Consider two relations $R$ and $S$ on a set $A$ with $R$ being antisymmetric. Prove $R \cap S$ is antisymmetric.
Theorem The subset of an antisymmetric relation is also antisymmetric.
The intersection $R \cap S$ of $R$ and $S$ is a subset of $R$:
$R \cap S \subseteq R$
Now, according to the theorem, since the subset of an antisymmetric relation is antisymmetric it follows that the intersection $R \cap S$ is also antisymmetric. This concludes the proof.
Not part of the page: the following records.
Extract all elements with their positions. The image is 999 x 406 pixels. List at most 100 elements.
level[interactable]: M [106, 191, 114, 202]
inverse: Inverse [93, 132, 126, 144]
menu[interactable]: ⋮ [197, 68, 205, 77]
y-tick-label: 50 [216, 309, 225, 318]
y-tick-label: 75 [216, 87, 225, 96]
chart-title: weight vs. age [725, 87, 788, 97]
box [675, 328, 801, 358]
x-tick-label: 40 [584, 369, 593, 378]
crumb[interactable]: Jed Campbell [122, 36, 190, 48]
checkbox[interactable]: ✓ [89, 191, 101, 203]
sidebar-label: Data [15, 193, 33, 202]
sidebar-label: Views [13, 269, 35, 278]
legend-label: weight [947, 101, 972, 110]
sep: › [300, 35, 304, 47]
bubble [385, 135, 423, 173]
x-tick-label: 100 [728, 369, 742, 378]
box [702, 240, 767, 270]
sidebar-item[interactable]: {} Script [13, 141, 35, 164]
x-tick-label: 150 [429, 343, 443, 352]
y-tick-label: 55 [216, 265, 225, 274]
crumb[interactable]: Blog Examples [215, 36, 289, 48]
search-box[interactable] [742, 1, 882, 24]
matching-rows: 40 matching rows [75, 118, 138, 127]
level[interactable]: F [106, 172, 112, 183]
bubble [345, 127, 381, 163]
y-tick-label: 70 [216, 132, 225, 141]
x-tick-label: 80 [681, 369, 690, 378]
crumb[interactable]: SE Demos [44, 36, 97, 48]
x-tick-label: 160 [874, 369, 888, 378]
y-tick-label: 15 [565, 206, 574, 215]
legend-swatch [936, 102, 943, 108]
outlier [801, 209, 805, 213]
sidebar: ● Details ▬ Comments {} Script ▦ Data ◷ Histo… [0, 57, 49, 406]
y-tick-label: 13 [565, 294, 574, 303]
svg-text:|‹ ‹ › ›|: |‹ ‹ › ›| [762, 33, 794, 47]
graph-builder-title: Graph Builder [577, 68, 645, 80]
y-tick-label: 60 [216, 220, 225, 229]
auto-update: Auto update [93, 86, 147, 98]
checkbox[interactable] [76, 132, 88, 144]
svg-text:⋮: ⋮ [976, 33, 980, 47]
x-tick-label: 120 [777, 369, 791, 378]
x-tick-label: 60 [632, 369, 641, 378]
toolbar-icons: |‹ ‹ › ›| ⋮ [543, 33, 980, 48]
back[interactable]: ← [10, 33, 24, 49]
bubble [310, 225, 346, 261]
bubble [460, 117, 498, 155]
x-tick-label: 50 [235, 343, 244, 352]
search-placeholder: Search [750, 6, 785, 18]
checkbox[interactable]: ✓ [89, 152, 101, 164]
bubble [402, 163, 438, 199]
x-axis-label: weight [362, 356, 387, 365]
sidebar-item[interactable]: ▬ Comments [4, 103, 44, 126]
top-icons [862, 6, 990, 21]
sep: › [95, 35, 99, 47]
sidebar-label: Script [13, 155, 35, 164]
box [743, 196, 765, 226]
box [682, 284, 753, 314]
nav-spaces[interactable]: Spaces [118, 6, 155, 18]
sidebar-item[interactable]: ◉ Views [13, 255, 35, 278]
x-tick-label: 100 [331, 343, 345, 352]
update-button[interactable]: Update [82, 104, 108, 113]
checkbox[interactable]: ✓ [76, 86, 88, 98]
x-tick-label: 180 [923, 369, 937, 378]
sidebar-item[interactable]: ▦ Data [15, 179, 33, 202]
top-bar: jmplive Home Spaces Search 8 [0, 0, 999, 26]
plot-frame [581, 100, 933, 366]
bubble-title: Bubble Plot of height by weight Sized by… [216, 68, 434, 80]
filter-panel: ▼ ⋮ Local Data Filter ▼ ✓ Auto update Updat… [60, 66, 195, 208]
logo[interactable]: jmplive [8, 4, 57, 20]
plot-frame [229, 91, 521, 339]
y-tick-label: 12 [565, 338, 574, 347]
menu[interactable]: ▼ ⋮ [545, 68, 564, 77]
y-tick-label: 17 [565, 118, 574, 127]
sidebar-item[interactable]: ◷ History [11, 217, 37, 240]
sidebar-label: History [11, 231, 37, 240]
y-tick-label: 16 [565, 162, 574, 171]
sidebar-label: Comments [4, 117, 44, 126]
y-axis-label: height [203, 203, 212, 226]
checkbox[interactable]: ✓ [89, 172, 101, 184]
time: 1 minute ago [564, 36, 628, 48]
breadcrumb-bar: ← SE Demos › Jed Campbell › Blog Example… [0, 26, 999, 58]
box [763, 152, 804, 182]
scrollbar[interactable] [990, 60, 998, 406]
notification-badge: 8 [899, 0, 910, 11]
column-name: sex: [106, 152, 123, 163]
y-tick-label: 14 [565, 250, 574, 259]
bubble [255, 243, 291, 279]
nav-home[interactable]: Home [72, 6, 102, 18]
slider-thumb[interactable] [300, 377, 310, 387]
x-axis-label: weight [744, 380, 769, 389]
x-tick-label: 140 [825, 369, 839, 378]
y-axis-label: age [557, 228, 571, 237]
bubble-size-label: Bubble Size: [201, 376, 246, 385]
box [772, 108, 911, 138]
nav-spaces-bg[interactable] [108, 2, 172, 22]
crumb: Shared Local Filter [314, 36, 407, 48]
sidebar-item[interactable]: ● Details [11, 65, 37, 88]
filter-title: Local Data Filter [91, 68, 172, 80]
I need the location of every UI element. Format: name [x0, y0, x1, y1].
I now prove the theorem by contradiction. Let $T \subseteq R$ and $T$ is not antisymmetric. Then there exists elements of $T$ which violate antisymmetry, namely that there are elements $(x, y) \in T$ and $(y, x) \in T$ such that $x \neq y$. However, since $T$ is a subset of $R$ these elements would also be in $R$ which would mean that $R$ is not antisymmetric. But $R$ is antisymmetric, a contradiction. Therefore $T$ must be antisymmetric.
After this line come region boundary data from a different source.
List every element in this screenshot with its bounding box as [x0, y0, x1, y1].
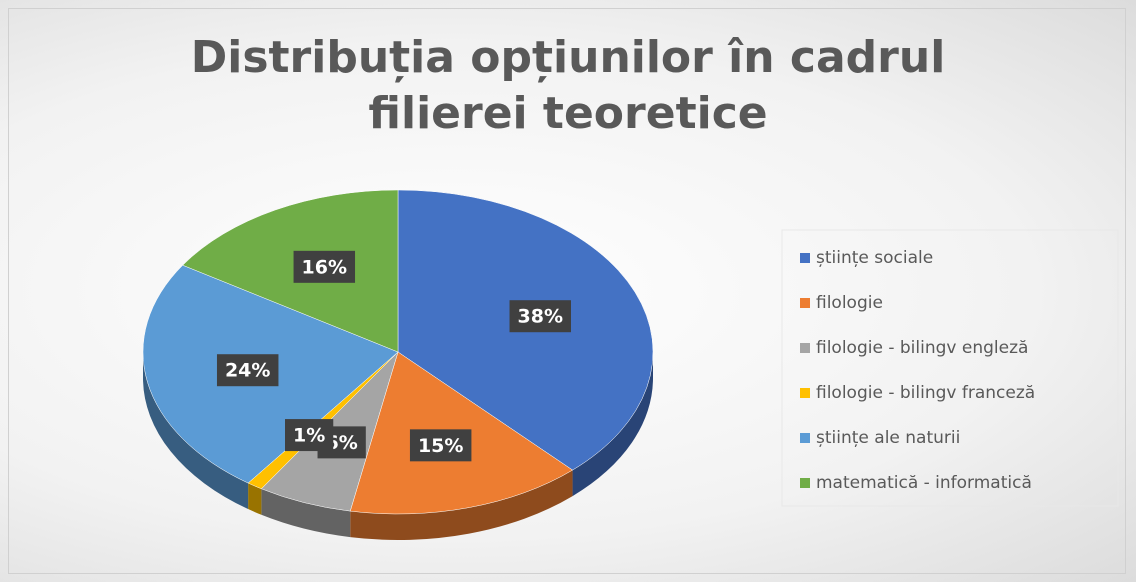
slice-side	[248, 483, 262, 515]
data-label: 1%	[293, 425, 325, 447]
legend-label: științe ale naturii	[816, 428, 960, 448]
legend-label: matematică - informatică	[816, 473, 1032, 493]
data-label: 15%	[418, 435, 463, 457]
data-label: 38%	[518, 306, 563, 328]
legend-swatch	[800, 253, 810, 263]
legend-swatch	[800, 388, 810, 398]
data-label: 6%	[326, 432, 358, 454]
legend-box	[781, 229, 1119, 507]
legend-label: filologie - bilingv engleză	[816, 338, 1028, 358]
legend-label: filologie	[816, 293, 883, 313]
data-label-box	[409, 429, 472, 462]
slice-side	[261, 488, 351, 538]
data-label-box	[509, 300, 571, 333]
data-label-box	[285, 419, 334, 452]
chart-title: Distribuția opțiunilor în cadrul filiere…	[190, 32, 946, 139]
data-label: 24%	[225, 360, 270, 382]
data-label-box	[293, 250, 356, 283]
legend-swatch	[800, 478, 810, 488]
legend-swatch	[800, 343, 810, 353]
legend-label: filologie - bilingv franceză	[816, 383, 1035, 403]
slice	[182, 189, 399, 353]
legend-label: științe sociale	[816, 248, 933, 268]
chart-frame	[8, 8, 1126, 574]
slice-side	[143, 352, 249, 510]
legend-swatch	[800, 433, 810, 443]
legend-swatch	[800, 298, 810, 308]
slice-side	[572, 352, 653, 497]
data-label: 16%	[302, 256, 347, 278]
data-label-box	[216, 354, 279, 387]
slice-side	[350, 470, 573, 541]
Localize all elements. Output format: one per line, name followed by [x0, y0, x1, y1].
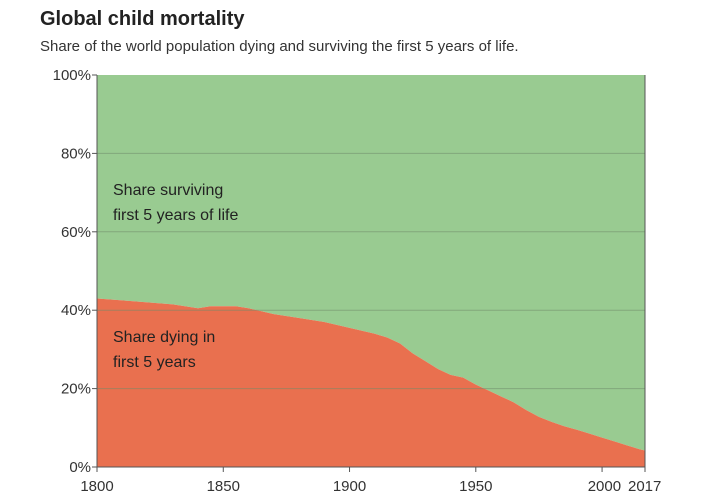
y-tick-label: 100% [53, 67, 91, 84]
y-tick-label: 60% [61, 224, 91, 241]
x-tick-label: 1800 [80, 478, 113, 495]
axes [92, 74, 646, 472]
x-tick-label: 2017 [628, 478, 661, 495]
grid-lines [97, 152, 645, 390]
x-tick-labels: 1800 1850 1900 1950 2000 2017 [80, 478, 661, 495]
x-tick-label: 1850 [207, 478, 240, 495]
chart-title: Global child mortality [40, 8, 245, 30]
y-tick-label: 20% [61, 381, 91, 398]
y-tick-label: 0% [69, 459, 91, 476]
chart-subtitle: Share of the world population dying and … [40, 38, 519, 55]
y-tick-label: 40% [61, 302, 91, 319]
series-label: Share surviving [113, 182, 223, 199]
x-tick-label: 1950 [459, 478, 492, 495]
series-label: first 5 years [113, 354, 196, 371]
annotations: Share surviving first 5 years of life Shar… [113, 182, 238, 371]
x-tick-label: 1900 [333, 478, 366, 495]
area-dying [97, 298, 645, 467]
area-surviving [97, 75, 645, 451]
series-label: first 5 years of life [113, 207, 238, 224]
y-tick-labels: 0% 20% 40% 60% 80% 100% [53, 67, 91, 476]
y-tick-label: 80% [61, 145, 91, 162]
series-label: Share dying in [113, 329, 215, 346]
x-tick-label: 2000 [588, 478, 621, 495]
Is this proof correct? Or is there a better way to prove the claim?
I am making my comment an answer as well.
Your proof is technically accurate, but not efficient in the sense that you unnecessarily phrase it as a contradiction. A more direct method is as follows.
Suppose $R$ is an anti-symmetric relation and $T$ is a subset of $R$. Then, if $(x,y)$ and $(y,x)$ are in $T$, we have $(x,y)$ and $(y,x)$ are in $R$. Since $R$ is anti-symmetric, $x=y$. Thus, $T$ is also anti-symmetric.